My Mind Map on Prof Gerard J. Puccio's (Buffalo State University) "Creativity and Creative Problem Solving" Workshop


Ever since I started mind mapping, I probably have saved tons of paper. How? Instead of several pages of notes that I would normally make when attending a whole-day seminar, I now record it on just one sheet of paper. It was with that mindset of being eco-friendly as well as to challenge myself to do the "impossible" of taking notes in colour and at one sitting, that I managed to produce the above creation of a 3-hour lecture by Professor Gerard J Puccio on 12 Jan 2001 in Ngee Ann Polytechnic. It was a privilege to attend this excellent presentation of using Creative Problem Solving as a technique in this complex world of ours.
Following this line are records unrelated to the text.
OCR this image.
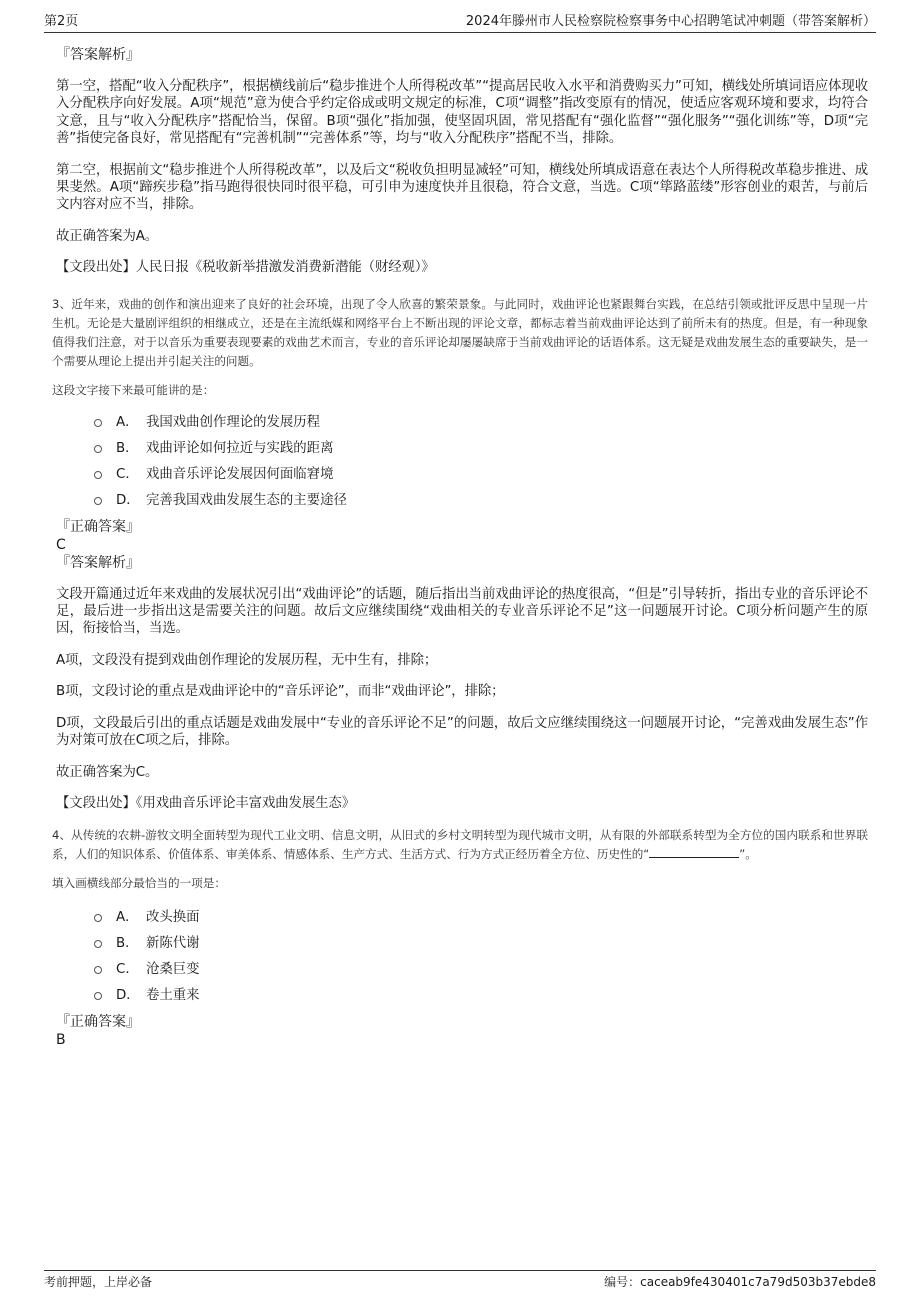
第2页	2024年滕州市人民检察院检察事务中心招聘笔试冲刺题（带答案解析）

『答案解析』

第一空，搭配“收入分配秩序”，根据横线前后“稳步推进个人所得税改革”“提高居民收入水平和消费购买力”可知，横线处所填词语应体现收入分配秩序向好发展。A项“规范”意为使合乎约定俗成或明文规定的标准，C项“调整”指改变原有的情况，使适应客观环境和要求，均符合文意，且与“收入分配秩序”搭配恰当，保留。B项“强化”指加强，使坚固巩固，常见搭配有“强化监督”“强化服务”“强化训练”等，D项“完善”指使完备良好，常见搭配有“完善机制”“完善体系”等，均与“收入分配秩序”搭配不当，排除。

第二空，根据前文“稳步推进个人所得税改革”，以及后文“税收负担明显减轻”可知，横线处所填成语意在表达个人所得税改革稳步推进、成果斐然。A项“蹄疾步稳”指马跑得很快同时很平稳，可引申为速度快并且很稳，符合文意，当选。C项“筚路蓝缕”形容创业的艰苦，与前后文内容对应不当，排除。

故正确答案为A。

【文段出处】人民日报《税收新举措激发消费新潜能（财经观）》

3、近年来，戏曲的创作和演出迎来了良好的社会环境，出现了令人欣喜的繁荣景象。与此同时，戏曲评论也紧跟舞台实践，在总结引领或批评反思中呈现一片生机。无论是大量剧评组织的相继成立，还是在主流纸媒和网络平台上不断出现的评论文章，都标志着当前戏曲评论达到了前所未有的热度。但是，有一种现象值得我们注意，对于以音乐为重要表现要素的戏曲艺术而言，专业的音乐评论却屡屡缺席于当前戏曲评论的话语体系。这无疑是戏曲发展生态的重要缺失，是一个需要从理论上提出并引起关注的问题。

这段文字接下来最可能讲的是：

A． 我国戏曲创作理论的发展历程
B． 戏曲评论如何拉近与实践的距离
C． 戏曲音乐评论发展因何面临窘境
D． 完善我国戏曲发展生态的主要途径

『正确答案』

C

『答案解析』

文段开篇通过近年来戏曲的发展状况引出“戏曲评论”的话题，随后指出当前戏曲评论的热度很高，“但是”引导转折，指出专业的音乐评论不足，最后进一步指出这是需要关注的问题。故后文应继续围绕“戏曲相关的专业音乐评论不足”这一问题展开讨论。C项分析问题产生的原因，衔接恰当，当选。

A项，文段没有提到戏曲创作理论的发展历程，无中生有，排除；

B项，文段讨论的重点是戏曲评论中的“音乐评论”，而非“戏曲评论”，排除；

D项，文段最后引出的重点话题是戏曲发展中“专业的音乐评论不足”的问题，故后文应继续围绕这一问题展开讨论，“完善戏曲发展生态”作为对策可放在C项之后，排除。

故正确答案为C。

【文段出处】《用戏曲音乐评论丰富戏曲发展生态》

4、从传统的农耕-游牧文明全面转型为现代工业文明、信息文明，从旧式的乡村文明转型为现代城市文明，从有限的外部联系转型为全方位的国内联系和世界联系，人们的知识体系、价值体系、审美体系、情感体系、生产方式、生活方式、行为方式正经历着全方位、历史性的“	”。

填入画横线部分最恰当的一项是：

A． 改头换面
B． 新陈代谢
C． 沧桑巨变
D． 卷土重来

『正确答案』

B

考前押题，上岸必备	编号：caceab9fe430401c7a79d503b37ebde8
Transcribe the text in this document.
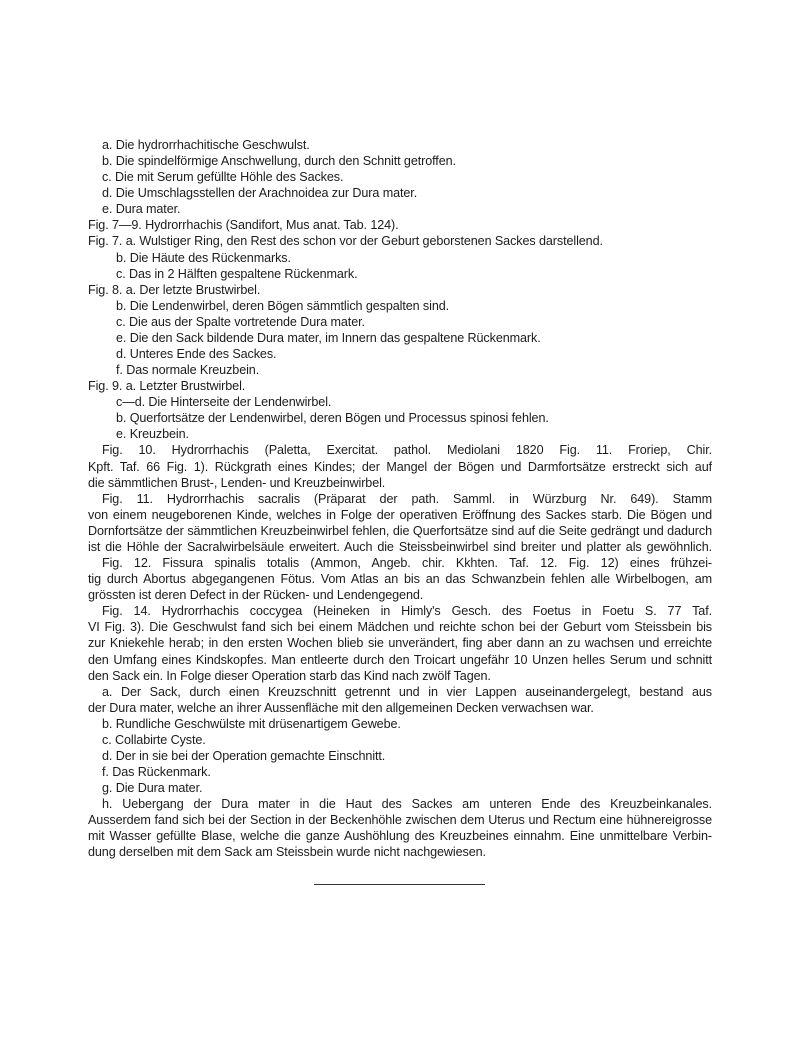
a. Die hydrorrhachitische Geschwulst.
b. Die spindelförmige Anschwellung, durch den Schnitt getroffen.
c. Die mit Serum gefüllte Höhle des Sackes.
d. Die Umschlagsstellen der Arachnoidea zur Dura mater.
e. Dura mater.
Fig. 7—9. Hydrorrhachis (Sandifort, Mus anat. Tab. 124).
Fig. 7. a. Wulstiger Ring, den Rest des schon vor der Geburt geborstenen Sackes darstellend.
b. Die Häute des Rückenmarks.
c. Das in 2 Hälften gespaltene Rückenmark.
Fig. 8. a. Der letzte Brustwirbel.
b. Die Lendenwirbel, deren Bögen sämmtlich gespalten sind.
c. Die aus der Spalte vortretende Dura mater.
e. Die den Sack bildende Dura mater, im Innern das gespaltene Rückenmark.
d. Unteres Ende des Sackes.
f. Das normale Kreuzbein.
Fig. 9. a. Letzter Brustwirbel.
c—d. Die Hinterseite der Lendenwirbel.
b. Querfortsätze der Lendenwirbel, deren Bögen und Processus spinosi fehlen.
e. Kreuzbein.
Fig. 10. Hydrorrhachis (Paletta, Exercitat. pathol. Mediolani 1820 Fig. 11. Froriep, Chir.
Kpft. Taf. 66 Fig. 1). Rückgrath eines Kindes; der Mangel der Bögen und Darmfortsätze erstreckt sich auf
die sämmtlichen Brust-, Lenden- und Kreuzbeinwirbel.
Fig. 11. Hydrorrhachis sacralis (Präparat der path. Samml. in Würzburg Nr. 649). Stamm
von einem neugeborenen Kinde, welches in Folge der operativen Eröffnung des Sackes starb. Die Bögen und
Dornfortsätze der sämmtlichen Kreuzbeinwirbel fehlen, die Querfortsätze sind auf die Seite gedrängt und dadurch
ist die Höhle der Sacralwirbelsäule erweitert. Auch die Steissbeinwirbel sind breiter und platter als gewöhnlich.
Fig. 12. Fissura spinalis totalis (Ammon, Angeb. chir. Kkhten. Taf. 12. Fig. 12) eines frühzei-
tig durch Abortus abgegangenen Fötus. Vom Atlas an bis an das Schwanzbein fehlen alle Wirbelbogen, am
grössten ist deren Defect in der Rücken- und Lendengegend.
Fig. 14. Hydrorrhachis coccygea (Heineken in Himly's Gesch. des Foetus in Foetu S. 77 Taf.
VI Fig. 3). Die Geschwulst fand sich bei einem Mädchen und reichte schon bei der Geburt vom Steissbein bis
zur Kniekehle herab; in den ersten Wochen blieb sie unverändert, fing aber dann an zu wachsen und erreichte
den Umfang eines Kindskopfes. Man entleerte durch den Troicart ungefähr 10 Unzen helles Serum und schnitt
den Sack ein. In Folge dieser Operation starb das Kind nach zwölf Tagen.
a. Der Sack, durch einen Kreuzschnitt getrennt und in vier Lappen auseinandergelegt, bestand aus
der Dura mater, welche an ihrer Aussenfläche mit den allgemeinen Decken verwachsen war.
b. Rundliche Geschwülste mit drüsenartigem Gewebe.
c. Collabirte Cyste.
d. Der in sie bei der Operation gemachte Einschnitt.
f. Das Rückenmark.
g. Die Dura mater.
h. Uebergang der Dura mater in die Haut des Sackes am unteren Ende des Kreuzbeinkanales.
Ausserdem fand sich bei der Section in der Beckenhöhle zwischen dem Uterus und Rectum eine hühnereigrosse
mit Wasser gefüllte Blase, welche die ganze Aushöhlung des Kreuzbeines einnahm. Eine unmittelbare Verbin-
dung derselben mit dem Sack am Steissbein wurde nicht nachgewiesen.
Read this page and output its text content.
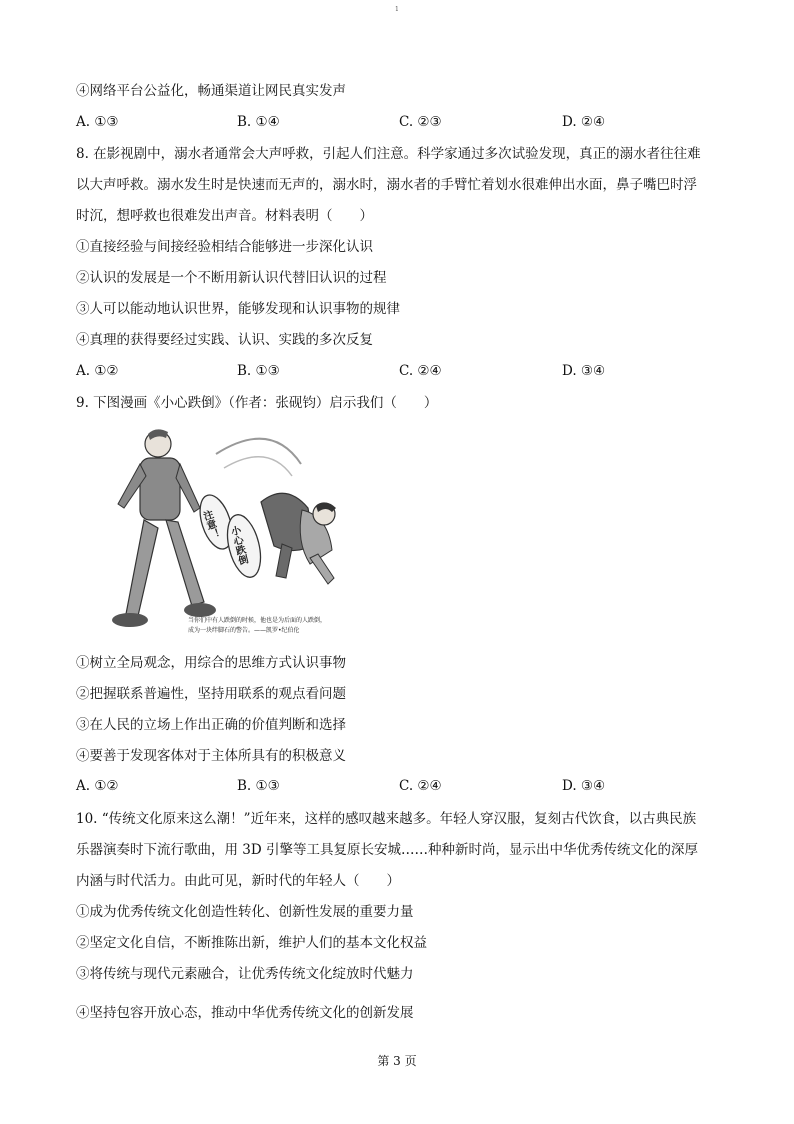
1
④网络平台公益化，畅通渠道让网民真实发声
A. ①③	B. ①④	C. ②③	D. ②④
8. 在影视剧中，溺水者通常会大声呼救，引起人们注意。科学家通过多次试验发现，真正的溺水者往往难
以大声呼救。溺水发生时是快速而无声的，溺水时，溺水者的手臂忙着划水很难伸出水面，鼻子嘴巴时浮
时沉，想呼救也很难发出声音。材料表明（　　）
①直接经验与间接经验相结合能够进一步深化认识
②认识的发展是一个不断用新认识代替旧认识的过程
③人可以能动地认识世界，能够发现和认识事物的规律
④真理的获得要经过实践、认识、实践的多次反复
A. ①②	B. ①③	C. ②④	D. ③④
9. 下图漫画《小心跌倒》（作者：张砚钧）启示我们（　　）
注意！ 小心跌倒
当你们中有人跌倒的时候，他也是为后面的人跌倒，
成为一块绊脚石的警告。——凯罗•纪伯伦
①树立全局观念，用综合的思维方式认识事物
②把握联系普遍性，坚持用联系的观点看问题
③在人民的立场上作出正确的价值判断和选择
④要善于发现客体对于主体所具有的积极意义
A. ①②	B. ①③	C. ②④	D. ③④
10. “传统文化原来这么潮！”近年来，这样的感叹越来越多。年轻人穿汉服，复刻古代饮食，以古典民族
乐器演奏时下流行歌曲，用 3D 引擎等工具复原长安城……种种新时尚，显示出中华优秀传统文化的深厚
内涵与时代活力。由此可见，新时代的年轻人（　　）
①成为优秀传统文化创造性转化、创新性发展的重要力量
②坚定文化自信，不断推陈出新，维护人们的基本文化权益
③将传统与现代元素融合，让优秀传统文化绽放时代魅力
④坚持包容开放心态，推动中华优秀传统文化的创新发展
第 3 页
The Divergent-Convergent thinking process among other things taught during the workshop left a deep impression in my mind.

Fast forward to Dec 2012 an excellent video presentation "Creativity as a Life Skill" by Prof Gerard Puccio in which he talked about how we should be "deliberately creative" in this fast changing world of ours in order to innovate faster. Individuals and organisation who does not know how to promote creativity would be the eventual losers.  

Fast forward to 16 March 2013, The Straits Times, page D6
An article on Why Study? by the Dean of NUS faculty of Law, Simon Chesterman where he mentioned that to survive, to do well in this globalised world , one needs to be creative, to think laterally, to be passionate about things because they are part of your identity rather than part of your career plan. Because today's students cannot know what is going to be important to their career. A good example of this is the late Steve Jobs. Professor Chesterman further elaborated that it was "calligraphy" that Steve was passionate about, 10 years before he designed the first Macintosh. Back then, he thought it had no hope of any practical applications. Thus Professor Chesterman said that it will not always be possible to predict what subjects will be important. But if you find something about which you are passionate, if it is part of your identity, you may find a way to make it important.

What Professor Chesterman says does ring a little bell for me. I am glad he wrote that article where he elaborated on why students considering a university education should ask themselves whom they want to be, not what they want to be.